At the 128th Annual American Academy of Ophthalmology (AAO) Meeting, TEASE-1 data showed gildeuretinol slowed the growth rate of atrophic retinal lesions area by 21.6% compared with untreated patients.3 Growth rates of atrophic retinal lesions were 0.18 mm/year in the gildeuretinol-treated arm, and 0.23 mm/year in the untreated arm, for a mean difference of 0.05 mm/year (95% CI, 0.03 to 0.07, P <0.001).
According to interim data from the TEASE-3 study, patients with early-stage Stargardt disease had no disease progression and continued to be asymptomatic on gildeuretinol for 2 to 6 years.1 Notably, visual acuity remained relatively stable in patients with early-stage Stargardt treated with gildeuretinol.
“TEASE-1 is the first randomized, controlled trial in Stargardt disease that has shown an efficacy endpoint, which is very exciting as an inherited retinal disease specialist taking care of patients with this devastating condition,” investigator Christine N. Kay, MD, Vitreo Retinal Associates, said in a statement.1 “In addition, the TEASE-3 data indicate the potential value of treating patients with Stargardt disease as early as possible, before the onset of progressive central vision loss.”
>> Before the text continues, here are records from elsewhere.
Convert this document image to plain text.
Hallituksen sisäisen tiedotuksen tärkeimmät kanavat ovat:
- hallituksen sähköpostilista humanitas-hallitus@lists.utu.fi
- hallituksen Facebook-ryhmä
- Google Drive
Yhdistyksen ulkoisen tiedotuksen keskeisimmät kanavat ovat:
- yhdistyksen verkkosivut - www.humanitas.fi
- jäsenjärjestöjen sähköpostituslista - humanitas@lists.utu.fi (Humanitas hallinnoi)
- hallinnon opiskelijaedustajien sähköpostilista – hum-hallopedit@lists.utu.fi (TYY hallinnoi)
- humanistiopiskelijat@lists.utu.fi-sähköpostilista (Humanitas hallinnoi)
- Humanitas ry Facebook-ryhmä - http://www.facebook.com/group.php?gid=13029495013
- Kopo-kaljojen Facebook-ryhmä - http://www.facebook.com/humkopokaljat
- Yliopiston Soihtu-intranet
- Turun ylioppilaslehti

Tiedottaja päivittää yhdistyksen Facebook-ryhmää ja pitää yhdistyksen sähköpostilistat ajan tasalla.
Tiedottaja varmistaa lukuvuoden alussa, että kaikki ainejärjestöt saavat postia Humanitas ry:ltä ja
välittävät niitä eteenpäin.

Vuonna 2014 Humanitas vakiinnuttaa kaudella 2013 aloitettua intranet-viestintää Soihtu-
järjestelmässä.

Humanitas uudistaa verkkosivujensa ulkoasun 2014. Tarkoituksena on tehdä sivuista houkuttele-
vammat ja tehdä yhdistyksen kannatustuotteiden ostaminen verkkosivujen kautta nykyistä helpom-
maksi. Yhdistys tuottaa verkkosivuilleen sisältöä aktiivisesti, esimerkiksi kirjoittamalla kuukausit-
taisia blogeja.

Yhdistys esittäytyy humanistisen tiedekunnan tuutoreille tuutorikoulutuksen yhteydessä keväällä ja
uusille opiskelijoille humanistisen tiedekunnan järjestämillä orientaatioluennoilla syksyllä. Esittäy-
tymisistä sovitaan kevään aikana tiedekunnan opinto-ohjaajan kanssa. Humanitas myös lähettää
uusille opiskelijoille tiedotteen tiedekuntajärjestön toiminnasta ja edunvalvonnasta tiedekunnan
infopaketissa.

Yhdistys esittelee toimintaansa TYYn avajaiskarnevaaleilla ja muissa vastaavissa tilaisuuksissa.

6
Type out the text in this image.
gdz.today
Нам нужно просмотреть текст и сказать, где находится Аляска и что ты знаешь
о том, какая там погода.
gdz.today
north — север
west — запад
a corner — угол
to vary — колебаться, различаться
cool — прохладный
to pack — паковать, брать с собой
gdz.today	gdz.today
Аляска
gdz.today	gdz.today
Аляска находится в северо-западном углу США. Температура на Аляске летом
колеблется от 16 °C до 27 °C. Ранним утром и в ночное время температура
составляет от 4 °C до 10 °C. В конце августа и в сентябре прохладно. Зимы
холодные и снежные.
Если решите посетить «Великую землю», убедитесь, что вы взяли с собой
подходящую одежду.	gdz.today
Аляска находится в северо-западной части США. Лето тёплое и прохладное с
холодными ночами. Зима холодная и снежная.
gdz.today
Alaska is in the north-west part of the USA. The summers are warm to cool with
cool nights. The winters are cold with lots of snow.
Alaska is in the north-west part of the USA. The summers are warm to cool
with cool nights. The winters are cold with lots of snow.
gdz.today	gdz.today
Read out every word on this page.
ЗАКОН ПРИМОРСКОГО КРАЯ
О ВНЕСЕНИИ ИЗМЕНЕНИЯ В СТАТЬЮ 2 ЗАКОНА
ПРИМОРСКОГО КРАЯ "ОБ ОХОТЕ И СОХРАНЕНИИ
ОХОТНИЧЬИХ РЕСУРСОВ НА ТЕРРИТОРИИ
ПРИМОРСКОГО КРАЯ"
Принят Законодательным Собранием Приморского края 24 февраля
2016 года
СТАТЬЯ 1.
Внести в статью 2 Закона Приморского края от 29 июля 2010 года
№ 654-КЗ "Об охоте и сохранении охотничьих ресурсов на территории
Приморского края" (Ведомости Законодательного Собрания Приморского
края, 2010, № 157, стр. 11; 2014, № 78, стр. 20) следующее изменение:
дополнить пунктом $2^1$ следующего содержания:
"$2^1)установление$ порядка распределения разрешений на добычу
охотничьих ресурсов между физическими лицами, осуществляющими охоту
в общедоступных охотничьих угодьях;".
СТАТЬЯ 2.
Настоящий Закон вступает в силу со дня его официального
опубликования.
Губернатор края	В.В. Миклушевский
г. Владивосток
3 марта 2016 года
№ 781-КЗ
Without an FDA-approved treatment, Stargardt affects approximately 30,000 to 87,000 people in the US.4 Gildeuretinol has previously received Breakthrough Therapy and Orphan Drug designations from the FDA.1
“Together, these achievements recognize the significant unmet medical need in Stargardt disease and the overwhelming burden on patients as well as their families and caregivers,” Dahan added.1
For more insight into the TEASE trials, watch a full HCPLive interview with Kay discussing the promise of gildeuretinol for Stargardt at AAO 2024.3
“It was exciting to be able to give the first randomized, controlled trial that has shown efficacy in Stargardt presentation," Kay told HCPLive.3 "This drug has orphan drug status and breakthrough designation status from the FDA, and the company is moving forward with the FDA pathway shortly, so we'll be excited to follow along and see how things go."